Summary of Findings
The 9/11 terrorist attacks drew more public interest than any other story in the past decade. In October 2001, a month after the attacks, 78% said they were following news about the story very closely, up slightly from the week after the attacks (74%).
The devastating hurricanes that hit the Gulf Coast in 2005 – first Katrina and then Rita – also captured the attention of an overwhelming numbers Americans. In October of that year, a month after Katrina struck New Orleans and the Gulf Coast, 74% said they were following news about the storms very closely (70% were following very closely the week after Katrina hit).
The 2005 hurricanes sent the price of gas soaring, a development that also drew broad public attention. In September 2005, 70% said they were following news about high gas prices very closely. In general, the public is highly attentive to fluctuations in gas prices. Nearly as many said they were closely following rising gas prices in May 2006 (69%) and June 2008 (66%), and when prices fell in October 2008, 53% followed very closely.
Aside from Hurricane Katrina, several other natural disasters over the past ten years riveted the American public’s attention. In particular, roughly six-in-ten very closely followed both the 2010 earthquake in Haiti and the 2004 tsunami that struck coastal areas surrounding the Indian Ocean.
During this decade there were several mass shootings, but the ongoing shooting spree that for weeks terrorized the Washington, D.C.-area attracted the most public interest. In October 2002, 65% said they were following news about the sniper attacks very closely. The sniper shootings were the public’s top story in 2002.
A number of the decade’s top stories occurred during a tumultuous two-month period in the fall of 2008. As the mortgage and financial crisis grew, 70% of Americans said they were following economic conditions very closely in September of 2008, and in October 59% reported very close attention to the stock market declines specifically. Around the same time, 62% said they were following the debate in Washington over plans to use government funds to stabilize the markets very closely. By this measure, public interest in the bank bailout debate was far more intense than the highest levels of interest in the 2009-2010 health care debate (51% followed very closely in the final week before passage) or the 2009 stimulus debate (50% very closely). And to top off a month packed with economic news, 61% of Americans were following the 2008 election very closely at the same time.
Interest in news reports about the situation in Iraq peaked during the early months of the war. In May 2003, during the week in which President Bush delivered his “Mission Accomplished” speech and two weeks after the fall of Baghdad, 63% said they were following news about the situation in Iraq very closely. Just a year later, a darker chapter in the war – the offensive by insurgents in Fallujah and allegations of abuse by U.S. troops at abu Ghraib prison – also drew considerable interest. In May 2004, 54% said they followed news about the situation in Iraq very closely.

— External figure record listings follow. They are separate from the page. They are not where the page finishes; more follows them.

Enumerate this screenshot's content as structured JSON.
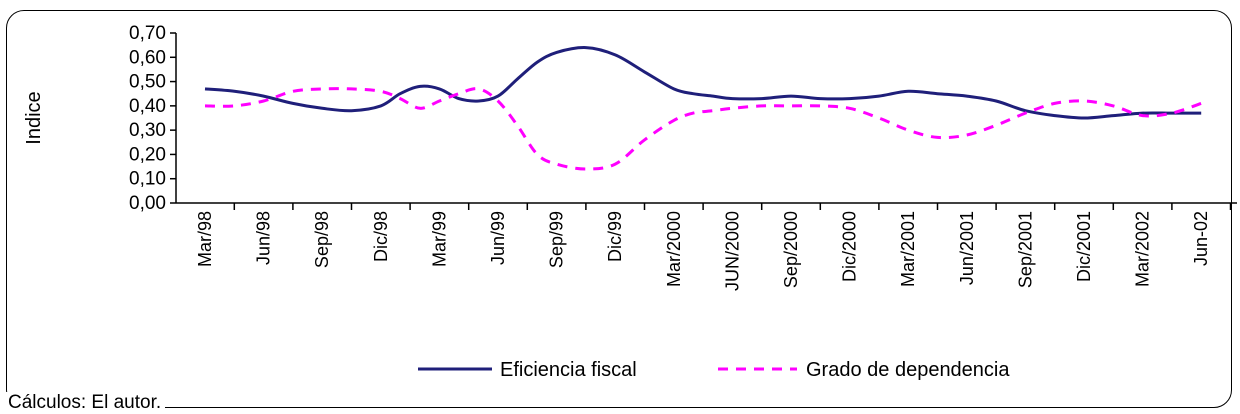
{
  "chart_data": {
    "type": "line",
    "title": "",
    "xlabel": "",
    "ylabel": "Indice",
    "ylim": [
      0,
      0.7
    ],
    "y_ticks": [
      "0,00",
      "0,10",
      "0,20",
      "0,30",
      "0,40",
      "0,50",
      "0,60",
      "0,70"
    ],
    "categories": [
      "Mar/98",
      "Jun/98",
      "Sep/98",
      "Dic/98",
      "Mar/99",
      "Jun/99",
      "Sep/99",
      "Dic/99",
      "Mar/2000",
      "JUN/2000",
      "Sep/2000",
      "Dic/2000",
      "Mar/2001",
      "Jun/2001",
      "Sep/2001",
      "Dic/2001",
      "Mar/2002",
      "Jun-02"
    ],
    "x": [
      0,
      0.5,
      1,
      1.5,
      2,
      2.5,
      3,
      3.33,
      3.67,
      4,
      4.33,
      4.67,
      5,
      5.33,
      5.67,
      6,
      6.5,
      7,
      7.5,
      8,
      8.33,
      8.67,
      9,
      9.5,
      10,
      10.5,
      11,
      11.5,
      12,
      12.5,
      13,
      13.5,
      14,
      14.5,
      15,
      15.5,
      16,
      16.5,
      17
    ],
    "series": [
      {
        "name": "Eficiencia fiscal",
        "color": "#1f1f7a",
        "style": "solid",
        "values": [
          0.47,
          0.46,
          0.44,
          0.41,
          0.39,
          0.38,
          0.4,
          0.45,
          0.48,
          0.47,
          0.43,
          0.42,
          0.44,
          0.51,
          0.58,
          0.62,
          0.64,
          0.61,
          0.54,
          0.47,
          0.45,
          0.44,
          0.43,
          0.43,
          0.44,
          0.43,
          0.43,
          0.44,
          0.46,
          0.45,
          0.44,
          0.42,
          0.38,
          0.36,
          0.35,
          0.36,
          0.37,
          0.37,
          0.37
        ]
      },
      {
        "name": "Grado de dependencia",
        "color": "#ff00ff",
        "style": "dashed",
        "values": [
          0.4,
          0.4,
          0.42,
          0.46,
          0.47,
          0.47,
          0.46,
          0.43,
          0.39,
          0.42,
          0.45,
          0.47,
          0.42,
          0.32,
          0.2,
          0.16,
          0.14,
          0.16,
          0.26,
          0.34,
          0.37,
          0.38,
          0.39,
          0.4,
          0.4,
          0.4,
          0.39,
          0.35,
          0.3,
          0.27,
          0.28,
          0.32,
          0.37,
          0.41,
          0.42,
          0.4,
          0.36,
          0.37,
          0.41
        ]
      }
    ],
    "legend_position": "bottom",
    "grid": false
  },
  "footer": {
    "source": "Cálculos: El autor."
  }
}
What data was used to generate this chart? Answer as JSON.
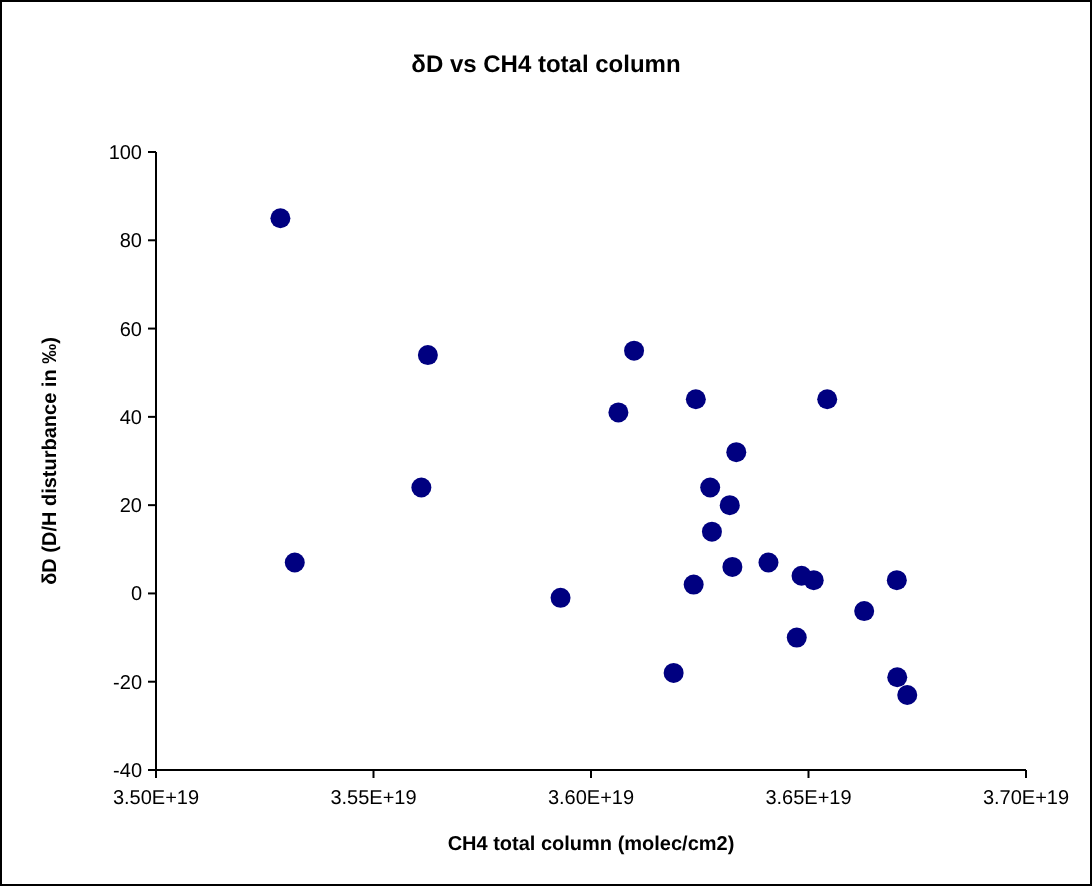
{
  "chart_data": {
    "type": "scatter",
    "title": "δD vs CH4 total column",
    "xlabel": "CH4 total column (molec/cm2)",
    "ylabel": "δD (D/H disturbance in ‰)",
    "x": [
      3.5286e+19,
      3.5625e+19,
      3.6099e+19,
      3.6063e+19,
      3.561e+19,
      3.5319e+19,
      3.593e+19,
      3.6241e+19,
      3.6543e+19,
      3.6334e+19,
      3.6274e+19,
      3.6319e+19,
      3.6278e+19,
      3.6325e+19,
      3.6408e+19,
      3.6484e+19,
      3.6512e+19,
      3.6703e+19,
      3.6236e+19,
      3.6628e+19,
      3.6473e+19,
      3.619e+19,
      3.6704e+19,
      3.6727e+19
    ],
    "series": [
      {
        "color": "#000080",
        "values": [
          85,
          54,
          55,
          41,
          24,
          7,
          -1,
          44,
          44,
          32,
          24,
          20,
          14,
          6,
          7,
          4,
          3,
          3,
          2,
          -4,
          -10,
          -18,
          -19,
          -23
        ]
      }
    ],
    "marker": "circle",
    "xlim": [
      3.5e+19,
      3.7e+19
    ],
    "xticks": [
      {
        "value": 3.5e+19,
        "label": "3.50E+19"
      },
      {
        "value": 3.55e+19,
        "label": "3.55E+19"
      },
      {
        "value": 3.6e+19,
        "label": "3.60E+19"
      },
      {
        "value": 3.65e+19,
        "label": "3.65E+19"
      },
      {
        "value": 3.7e+19,
        "label": "3.70E+19"
      }
    ],
    "ylim": [
      -40,
      100
    ],
    "yticks": [
      -40,
      -20,
      0,
      20,
      40,
      60,
      80,
      100
    ]
  }
}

Public attention to news about the war in Afghanistan was highest when military action began in late 2001 and early 2002, when 51% were following very closely. By the summer of 2002 interest had fallen off substantially; in July 2002 41% were following events in Afghanistan very closely. In recent years, the highest level of interest in Afghanistan came in late 2009 as Barack Obama announced his plans for winding down the U.S. military effort there. In December of that year, 43% followed his policy announcement very closely.
Of the biggest news stories of 2010, three make the list of the decade’s top stories: the earthquake in Haiti, which 60% followed very closely, is among the top ten most closely followed stories of the decade. Slightly lower, the oil spill in the Gulf of Mexico this summer was followed very closely by 59% at the peak of public interest. And the final debate over health care reform was followed very closely by 51%, just edging in to the top 25 stories of the decade.